Analisa

Dari Fikih Kebangsaan hingga Fikih Peradaban : Membaca Dinamika Pemikiran Islam, Negara dan Peradaban

Perkembangan pemikiran Islam Indonesia menarik disimak khususnya dalam konteks hubungan dengan arena sosial-politik. Fikih sebagai produk ijtihad para ulama digunakan sebagai pisau analisis dalam memandang realitas yang terus bergerak dinamis. Karena itulah, produk pemikiran akan terus berubah karena watak zaman yang terus bergerak dinamis.

Pemikiran Islam di Indonesia bergerak dinamis mengikuti ritme perubahan dari sejak era kolonial hingga era digital saat ini. Pemikiran Islam tidak boleh bersifat statis dan jumud karena akan bertentangan dengan tujuan syariat yang diembannya.

Dalam tulisan ini akan diulas potret singkat dinamika pemikiran Islam khususnya para ulama dalam mendefinisikan realitas sosial politik. Dari potret ini kita akan bisa melihat dinamika perjalanan pemikiran Islam yang terus bergerak dinamis dengan tidak melepaskan diri dari substansi tujuan syariat.

Dari Darul Islam Hingga Trilogi Persaudaraan

Kita akan memulai dari era kolonial bagaimana umat Islam berhadapan dengan status wilayah nusantara.

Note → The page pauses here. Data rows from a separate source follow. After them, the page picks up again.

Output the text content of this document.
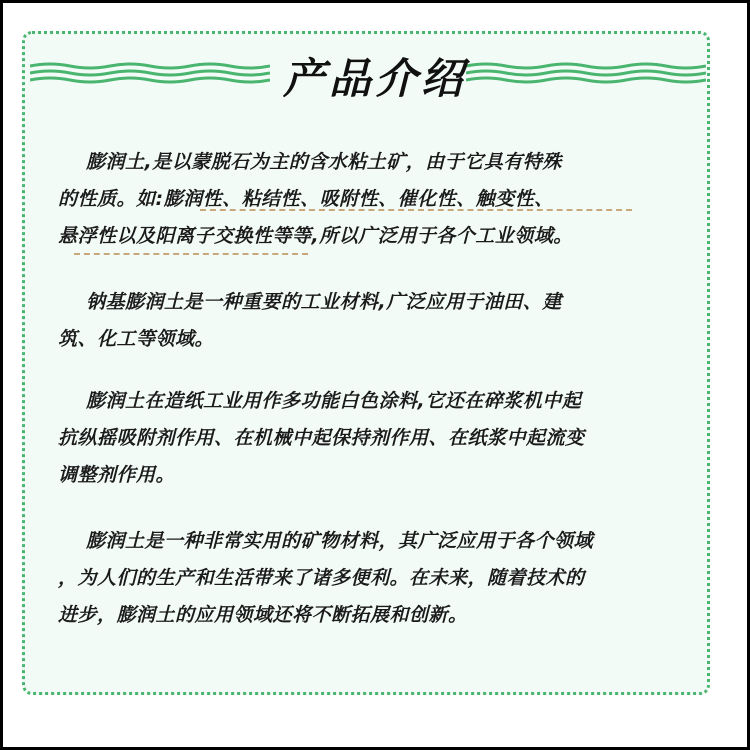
产品介绍
膨润土,是以蒙脱石为主的含水粘土矿，由于它具有特殊
的性质。如:膨润性、粘结性、吸附性、催化性、触变性、
悬浮性以及阳离子交换性等等,所以广泛用于各个工业领域。
钠基膨润土是一种重要的工业材料,广泛应用于油田、建
筑、化工等领域。
膨润土在造纸工业用作多功能白色涂料,它还在碎浆机中起
抗纵摇吸附剂作用、在机械中起保持剂作用、在纸浆中起流变
调整剂作用。
膨润土是一种非常实用的矿物材料，其广泛应用于各个领域
，为人们的生产和生活带来了诸多便利。在未来，随着技术的
进步，膨润土的应用领域还将不断拓展和创新。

Pada Muktamar tahun 1936, NU menyebut Kawasan nusantara saat itu sebagai darul Islam atau Kawasan Islam. Meskipun Indonesia saat itu dijajah dan dikuasai oleh pemerintah Hindia Belanda, NU memandang nusantara adalah daerah Islam atau darul Islam, tetapi bukan daulah Islamiyah atau pemerintah Islam.

Penyebutan wilayah Islam karena nusantara pernah dikuasai sepenuhnya oleh orang Islam walaupun pernah direbut dan sedang dijajah kaum kafir. Penyebutan darul Islam mempunyai konsekuensi pemberlakuan syariat Islam. Jika ada jenazah yang tidak jelas identitasnya, ia diperlakukan sebagai muslim. di wilayah Islam, semua penduduk wajib memelihara ketertiban, mencegah perampokan, dan kejahatan lainnya. Kesepakatan darul Islam bukan status politik kenegaraan, tetapi sebagai status wilayah nusantara.   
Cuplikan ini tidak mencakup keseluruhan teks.